А вечером, когда мы сидели под платанами, на веранде беспечного кафе, пробежал мальчик, дико завывая «Ля Пресс». Мистер Куль подозвал его, желая узнать результаты бегов. но через минуту, ткнув мне в лицо листок, остро пахнущий краской, пробасил: «Австрийского эрцгерцога убили! Каково!» Учитель переспросил и спокойно просмотрел газету. Он долго сидел молча. Мы уже забыли о по существу совершенно безразличной для нас сенсации, а мистер Куль восторгался победой кобылы «Ирида», когда Учитель равнодушно объявил: «Итак, будет война». Это показалось нам столь смешным и нелепым, что мы все запротестовали, лучше всех наши общие чувства выразил мосье Дале «Война может быть где-нибудь у дикарей, например на Балканах или в Мексике, но не у нас! Вы забыли, друг мой, что это Европа!» Мистер Куль доказывал, что человечество все же слишком нравственно для войны и что притом война очень невыгодное предприятие. Эрколе уверял, что раз его не могли заставить встать с мостовой, то какой же черт его заставит воевать. Алексей Спиридонович говорил, как всегда туманно, о «духе». Мне просто слова Учителя показались продолжением его утреннего бреда, и я спросил – хорошо ли он себя чувствует. Только Шмидт и Айша не спорили. Шмидт пробурчал: «Что-то не очень верится мне. опять вмешаются дипломаты, а впрочем, посмотрим!» Айша же объявил, что дома, то есть в Сенегале, ему говорили о войне и что это совсем не плохая вещь. Учитель не спорил, но, пробыв еще немного с нами, сказал, что чувствует усталость, и один пошел домой.

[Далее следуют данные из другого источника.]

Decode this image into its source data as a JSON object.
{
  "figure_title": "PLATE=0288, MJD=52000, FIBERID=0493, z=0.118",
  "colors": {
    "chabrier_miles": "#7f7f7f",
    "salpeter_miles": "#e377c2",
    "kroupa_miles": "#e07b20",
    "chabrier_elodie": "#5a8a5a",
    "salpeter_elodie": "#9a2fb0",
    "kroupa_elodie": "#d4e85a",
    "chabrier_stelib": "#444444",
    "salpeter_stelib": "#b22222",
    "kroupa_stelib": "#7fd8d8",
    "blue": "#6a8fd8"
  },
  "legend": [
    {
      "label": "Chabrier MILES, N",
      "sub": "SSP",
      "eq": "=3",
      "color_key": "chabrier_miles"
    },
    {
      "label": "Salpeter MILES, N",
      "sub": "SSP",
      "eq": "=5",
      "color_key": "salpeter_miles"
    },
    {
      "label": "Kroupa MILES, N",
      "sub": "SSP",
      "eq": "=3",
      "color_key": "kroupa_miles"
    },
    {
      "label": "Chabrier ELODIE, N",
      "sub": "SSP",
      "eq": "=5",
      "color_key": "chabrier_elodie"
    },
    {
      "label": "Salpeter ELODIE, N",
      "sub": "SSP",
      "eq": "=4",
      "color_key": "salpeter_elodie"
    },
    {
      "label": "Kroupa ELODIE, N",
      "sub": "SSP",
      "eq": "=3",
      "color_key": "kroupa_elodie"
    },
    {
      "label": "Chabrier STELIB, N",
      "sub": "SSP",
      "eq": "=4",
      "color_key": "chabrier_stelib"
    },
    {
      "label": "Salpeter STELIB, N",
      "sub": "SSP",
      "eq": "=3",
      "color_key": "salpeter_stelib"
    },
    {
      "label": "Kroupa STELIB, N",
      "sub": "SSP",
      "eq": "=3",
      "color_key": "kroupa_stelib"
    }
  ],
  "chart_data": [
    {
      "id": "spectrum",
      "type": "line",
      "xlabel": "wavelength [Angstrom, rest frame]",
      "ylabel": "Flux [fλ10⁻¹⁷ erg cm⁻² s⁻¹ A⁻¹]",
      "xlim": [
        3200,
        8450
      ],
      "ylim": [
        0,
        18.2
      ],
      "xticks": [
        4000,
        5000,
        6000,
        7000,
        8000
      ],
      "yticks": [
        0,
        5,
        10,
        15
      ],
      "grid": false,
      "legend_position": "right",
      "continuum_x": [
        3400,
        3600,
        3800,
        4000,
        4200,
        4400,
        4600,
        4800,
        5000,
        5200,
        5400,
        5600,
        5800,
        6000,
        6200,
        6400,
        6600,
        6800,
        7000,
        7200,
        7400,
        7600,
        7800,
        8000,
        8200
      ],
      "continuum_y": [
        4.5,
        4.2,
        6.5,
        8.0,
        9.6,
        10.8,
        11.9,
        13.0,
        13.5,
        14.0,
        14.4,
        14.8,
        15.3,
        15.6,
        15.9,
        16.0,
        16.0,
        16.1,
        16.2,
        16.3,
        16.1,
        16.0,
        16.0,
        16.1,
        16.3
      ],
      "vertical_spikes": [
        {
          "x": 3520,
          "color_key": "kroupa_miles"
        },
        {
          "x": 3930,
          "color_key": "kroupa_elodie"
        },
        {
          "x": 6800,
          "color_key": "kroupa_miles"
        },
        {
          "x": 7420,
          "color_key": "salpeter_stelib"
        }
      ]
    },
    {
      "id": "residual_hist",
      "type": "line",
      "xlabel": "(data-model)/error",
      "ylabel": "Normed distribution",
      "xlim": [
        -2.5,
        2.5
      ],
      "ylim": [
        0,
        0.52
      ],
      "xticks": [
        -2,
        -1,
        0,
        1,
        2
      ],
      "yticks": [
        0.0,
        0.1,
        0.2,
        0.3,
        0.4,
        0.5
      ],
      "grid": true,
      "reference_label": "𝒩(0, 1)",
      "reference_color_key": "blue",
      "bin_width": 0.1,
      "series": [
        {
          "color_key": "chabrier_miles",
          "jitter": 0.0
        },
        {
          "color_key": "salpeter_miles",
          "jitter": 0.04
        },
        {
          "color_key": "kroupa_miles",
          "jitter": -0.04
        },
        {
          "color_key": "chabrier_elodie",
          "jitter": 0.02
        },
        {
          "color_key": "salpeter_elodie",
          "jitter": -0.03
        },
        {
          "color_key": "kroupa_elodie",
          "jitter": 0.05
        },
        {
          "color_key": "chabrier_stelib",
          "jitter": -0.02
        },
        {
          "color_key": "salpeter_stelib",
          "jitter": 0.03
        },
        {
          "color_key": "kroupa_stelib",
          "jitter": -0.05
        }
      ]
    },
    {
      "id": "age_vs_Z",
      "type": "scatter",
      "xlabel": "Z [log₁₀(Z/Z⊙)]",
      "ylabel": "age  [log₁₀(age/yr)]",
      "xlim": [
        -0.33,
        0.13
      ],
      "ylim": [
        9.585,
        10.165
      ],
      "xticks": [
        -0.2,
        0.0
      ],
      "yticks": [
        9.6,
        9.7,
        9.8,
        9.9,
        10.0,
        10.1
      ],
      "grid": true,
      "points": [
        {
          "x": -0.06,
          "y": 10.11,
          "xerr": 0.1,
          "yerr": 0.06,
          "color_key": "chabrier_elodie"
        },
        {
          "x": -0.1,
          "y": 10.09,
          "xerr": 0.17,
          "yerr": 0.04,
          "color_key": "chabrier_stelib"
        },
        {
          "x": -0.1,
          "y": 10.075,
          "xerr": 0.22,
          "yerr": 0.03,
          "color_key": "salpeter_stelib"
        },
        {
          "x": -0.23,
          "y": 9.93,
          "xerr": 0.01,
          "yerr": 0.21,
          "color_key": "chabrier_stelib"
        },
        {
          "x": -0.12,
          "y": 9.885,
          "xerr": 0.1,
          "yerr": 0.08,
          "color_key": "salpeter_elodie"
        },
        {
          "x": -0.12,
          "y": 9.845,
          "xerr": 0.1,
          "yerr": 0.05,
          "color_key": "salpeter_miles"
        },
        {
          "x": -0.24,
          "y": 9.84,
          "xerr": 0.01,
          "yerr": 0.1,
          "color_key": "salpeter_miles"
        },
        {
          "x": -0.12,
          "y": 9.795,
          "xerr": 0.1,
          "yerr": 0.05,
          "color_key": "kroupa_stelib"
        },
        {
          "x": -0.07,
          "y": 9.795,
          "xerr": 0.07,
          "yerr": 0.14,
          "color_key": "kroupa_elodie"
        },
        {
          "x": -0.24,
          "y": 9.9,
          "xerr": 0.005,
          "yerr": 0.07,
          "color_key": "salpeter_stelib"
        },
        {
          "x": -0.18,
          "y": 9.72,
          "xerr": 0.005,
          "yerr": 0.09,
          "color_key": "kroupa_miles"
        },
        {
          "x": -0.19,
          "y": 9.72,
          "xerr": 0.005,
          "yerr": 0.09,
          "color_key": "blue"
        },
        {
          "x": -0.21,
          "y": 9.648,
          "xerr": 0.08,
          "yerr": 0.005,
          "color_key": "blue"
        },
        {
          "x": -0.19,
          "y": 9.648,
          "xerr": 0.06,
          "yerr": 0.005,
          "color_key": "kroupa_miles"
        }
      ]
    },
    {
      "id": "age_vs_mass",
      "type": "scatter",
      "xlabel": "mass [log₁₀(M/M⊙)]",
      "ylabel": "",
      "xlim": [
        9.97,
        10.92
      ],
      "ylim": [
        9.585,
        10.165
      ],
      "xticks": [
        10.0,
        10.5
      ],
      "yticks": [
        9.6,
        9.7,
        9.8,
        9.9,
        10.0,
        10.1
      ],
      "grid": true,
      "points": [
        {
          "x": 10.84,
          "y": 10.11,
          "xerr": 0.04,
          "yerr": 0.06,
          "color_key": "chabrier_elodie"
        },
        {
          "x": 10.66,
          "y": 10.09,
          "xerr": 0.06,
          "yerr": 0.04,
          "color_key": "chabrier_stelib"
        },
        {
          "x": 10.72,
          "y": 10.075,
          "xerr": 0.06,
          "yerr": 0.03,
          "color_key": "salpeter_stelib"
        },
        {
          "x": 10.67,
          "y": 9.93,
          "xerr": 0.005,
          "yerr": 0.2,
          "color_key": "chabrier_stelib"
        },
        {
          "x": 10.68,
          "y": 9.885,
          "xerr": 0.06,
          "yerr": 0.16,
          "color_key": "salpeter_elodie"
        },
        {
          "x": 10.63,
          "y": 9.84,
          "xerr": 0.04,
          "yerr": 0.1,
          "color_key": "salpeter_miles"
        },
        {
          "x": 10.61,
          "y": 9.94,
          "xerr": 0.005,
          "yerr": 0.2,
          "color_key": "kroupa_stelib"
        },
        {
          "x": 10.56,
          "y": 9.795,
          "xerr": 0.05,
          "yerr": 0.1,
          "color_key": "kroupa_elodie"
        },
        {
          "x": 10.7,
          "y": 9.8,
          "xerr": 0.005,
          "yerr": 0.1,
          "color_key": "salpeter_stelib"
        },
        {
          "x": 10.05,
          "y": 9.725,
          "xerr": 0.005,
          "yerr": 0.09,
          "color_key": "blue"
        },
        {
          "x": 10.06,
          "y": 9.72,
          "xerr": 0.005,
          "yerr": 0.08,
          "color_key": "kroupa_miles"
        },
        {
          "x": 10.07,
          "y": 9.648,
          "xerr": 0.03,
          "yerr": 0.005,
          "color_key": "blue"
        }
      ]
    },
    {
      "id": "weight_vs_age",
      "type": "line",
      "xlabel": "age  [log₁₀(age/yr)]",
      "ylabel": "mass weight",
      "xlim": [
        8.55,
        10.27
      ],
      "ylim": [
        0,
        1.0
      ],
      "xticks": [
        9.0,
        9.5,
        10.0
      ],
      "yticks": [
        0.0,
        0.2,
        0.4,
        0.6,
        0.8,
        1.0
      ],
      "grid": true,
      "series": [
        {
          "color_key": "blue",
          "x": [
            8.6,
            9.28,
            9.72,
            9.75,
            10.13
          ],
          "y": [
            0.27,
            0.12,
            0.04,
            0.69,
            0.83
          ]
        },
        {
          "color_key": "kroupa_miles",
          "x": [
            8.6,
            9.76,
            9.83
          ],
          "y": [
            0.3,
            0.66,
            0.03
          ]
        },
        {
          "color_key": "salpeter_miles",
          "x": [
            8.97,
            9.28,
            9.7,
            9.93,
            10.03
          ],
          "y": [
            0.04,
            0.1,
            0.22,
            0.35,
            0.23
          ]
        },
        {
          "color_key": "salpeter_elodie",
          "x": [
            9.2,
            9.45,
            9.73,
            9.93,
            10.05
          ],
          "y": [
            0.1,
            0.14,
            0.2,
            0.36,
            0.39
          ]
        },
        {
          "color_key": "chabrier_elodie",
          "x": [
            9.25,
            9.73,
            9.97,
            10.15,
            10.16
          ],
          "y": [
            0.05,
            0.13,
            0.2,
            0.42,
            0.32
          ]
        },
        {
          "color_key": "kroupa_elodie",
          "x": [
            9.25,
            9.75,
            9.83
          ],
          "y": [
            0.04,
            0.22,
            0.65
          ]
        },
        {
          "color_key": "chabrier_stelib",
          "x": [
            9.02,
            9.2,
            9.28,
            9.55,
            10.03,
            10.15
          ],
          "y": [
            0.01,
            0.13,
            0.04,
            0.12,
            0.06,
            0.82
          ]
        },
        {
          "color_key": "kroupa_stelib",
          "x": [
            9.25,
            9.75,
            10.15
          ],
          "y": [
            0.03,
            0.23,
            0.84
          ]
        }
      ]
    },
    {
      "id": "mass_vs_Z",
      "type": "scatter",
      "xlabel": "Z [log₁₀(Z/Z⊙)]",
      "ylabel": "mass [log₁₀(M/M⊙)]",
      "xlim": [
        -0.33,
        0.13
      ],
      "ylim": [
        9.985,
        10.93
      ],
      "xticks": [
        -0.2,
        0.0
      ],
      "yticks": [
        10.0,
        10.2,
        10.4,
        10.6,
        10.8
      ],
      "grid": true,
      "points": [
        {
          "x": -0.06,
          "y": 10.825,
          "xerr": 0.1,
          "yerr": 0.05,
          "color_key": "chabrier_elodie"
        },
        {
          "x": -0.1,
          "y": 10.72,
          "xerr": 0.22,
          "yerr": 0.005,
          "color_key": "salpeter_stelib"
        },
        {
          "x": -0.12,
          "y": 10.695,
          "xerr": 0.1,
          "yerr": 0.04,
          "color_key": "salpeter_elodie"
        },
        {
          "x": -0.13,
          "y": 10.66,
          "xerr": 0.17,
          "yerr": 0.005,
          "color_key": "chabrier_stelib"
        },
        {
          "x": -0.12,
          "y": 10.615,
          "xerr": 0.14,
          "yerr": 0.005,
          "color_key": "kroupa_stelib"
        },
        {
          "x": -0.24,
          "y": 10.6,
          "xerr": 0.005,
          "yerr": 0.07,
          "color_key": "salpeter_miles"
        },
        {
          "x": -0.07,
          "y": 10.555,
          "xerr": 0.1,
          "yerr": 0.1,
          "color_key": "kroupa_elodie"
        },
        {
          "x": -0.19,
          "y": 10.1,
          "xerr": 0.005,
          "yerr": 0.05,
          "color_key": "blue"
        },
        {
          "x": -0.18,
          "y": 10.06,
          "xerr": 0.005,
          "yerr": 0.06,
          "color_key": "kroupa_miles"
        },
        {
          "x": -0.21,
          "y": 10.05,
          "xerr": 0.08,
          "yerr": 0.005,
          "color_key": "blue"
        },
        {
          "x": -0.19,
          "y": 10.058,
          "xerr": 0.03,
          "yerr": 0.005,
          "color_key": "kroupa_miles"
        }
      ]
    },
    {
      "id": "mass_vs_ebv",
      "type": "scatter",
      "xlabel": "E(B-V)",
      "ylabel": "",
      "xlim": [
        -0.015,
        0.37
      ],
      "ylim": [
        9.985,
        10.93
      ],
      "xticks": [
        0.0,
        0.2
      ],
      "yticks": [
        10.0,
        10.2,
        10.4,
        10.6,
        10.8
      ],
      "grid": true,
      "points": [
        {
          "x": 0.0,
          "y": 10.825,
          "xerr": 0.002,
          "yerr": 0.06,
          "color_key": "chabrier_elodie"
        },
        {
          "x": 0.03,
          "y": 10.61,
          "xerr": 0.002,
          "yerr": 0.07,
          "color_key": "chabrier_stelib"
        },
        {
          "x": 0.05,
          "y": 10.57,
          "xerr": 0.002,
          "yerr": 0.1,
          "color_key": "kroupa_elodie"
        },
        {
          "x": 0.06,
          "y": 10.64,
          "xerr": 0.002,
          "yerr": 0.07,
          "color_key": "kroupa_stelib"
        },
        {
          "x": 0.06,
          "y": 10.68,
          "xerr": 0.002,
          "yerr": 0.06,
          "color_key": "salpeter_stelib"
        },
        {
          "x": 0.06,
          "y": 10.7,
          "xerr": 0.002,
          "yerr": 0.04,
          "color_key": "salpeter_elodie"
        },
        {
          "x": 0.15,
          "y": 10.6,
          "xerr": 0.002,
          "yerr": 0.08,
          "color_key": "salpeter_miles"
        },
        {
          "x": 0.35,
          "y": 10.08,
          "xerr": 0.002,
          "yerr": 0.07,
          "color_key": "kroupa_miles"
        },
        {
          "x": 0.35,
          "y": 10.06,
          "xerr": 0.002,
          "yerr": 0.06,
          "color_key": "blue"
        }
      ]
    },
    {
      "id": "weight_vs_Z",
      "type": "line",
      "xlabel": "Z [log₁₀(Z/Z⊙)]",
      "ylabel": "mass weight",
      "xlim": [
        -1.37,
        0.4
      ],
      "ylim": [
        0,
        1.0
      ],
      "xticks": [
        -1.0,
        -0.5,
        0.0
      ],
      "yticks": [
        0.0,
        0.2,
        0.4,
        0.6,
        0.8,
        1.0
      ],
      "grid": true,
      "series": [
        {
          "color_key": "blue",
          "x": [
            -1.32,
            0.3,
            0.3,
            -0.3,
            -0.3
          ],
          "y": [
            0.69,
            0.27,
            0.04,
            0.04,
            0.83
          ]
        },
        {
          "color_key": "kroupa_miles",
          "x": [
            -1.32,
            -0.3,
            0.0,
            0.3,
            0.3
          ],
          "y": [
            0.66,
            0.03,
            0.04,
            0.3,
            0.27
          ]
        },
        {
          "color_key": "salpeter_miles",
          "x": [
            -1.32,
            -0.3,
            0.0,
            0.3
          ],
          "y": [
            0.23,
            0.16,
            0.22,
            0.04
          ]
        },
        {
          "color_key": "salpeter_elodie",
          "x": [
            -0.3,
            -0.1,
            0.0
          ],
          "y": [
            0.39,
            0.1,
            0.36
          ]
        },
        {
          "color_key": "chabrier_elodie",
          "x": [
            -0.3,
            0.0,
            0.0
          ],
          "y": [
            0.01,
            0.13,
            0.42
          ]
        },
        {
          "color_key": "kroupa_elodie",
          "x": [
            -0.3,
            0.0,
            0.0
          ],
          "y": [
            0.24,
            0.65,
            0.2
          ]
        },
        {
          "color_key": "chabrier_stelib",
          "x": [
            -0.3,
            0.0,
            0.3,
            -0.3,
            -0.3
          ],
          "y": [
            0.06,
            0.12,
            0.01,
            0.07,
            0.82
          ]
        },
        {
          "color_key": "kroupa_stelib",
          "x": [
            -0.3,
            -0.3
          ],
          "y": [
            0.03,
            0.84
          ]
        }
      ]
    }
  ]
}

Мы же, забыв про войну, просидели вместе за полночь в беседах о вещах весьма мирных: о совместной поездке на Корсику, о достоинствах различных сыров и о последнем увлечении Эрколе некоей венгеркой из цирка, подымающей двадцатипудовые гири. Напомнил нам о словах Учителя лишь Айша, которому, видимо, понравилась придуманная Хуренито забава: смеясь, крича и прыгая, он вдруг снова начал показывать, как он может хорошо зарезать Алексея Спиридоновича или застенчивого, тихого Шмидта.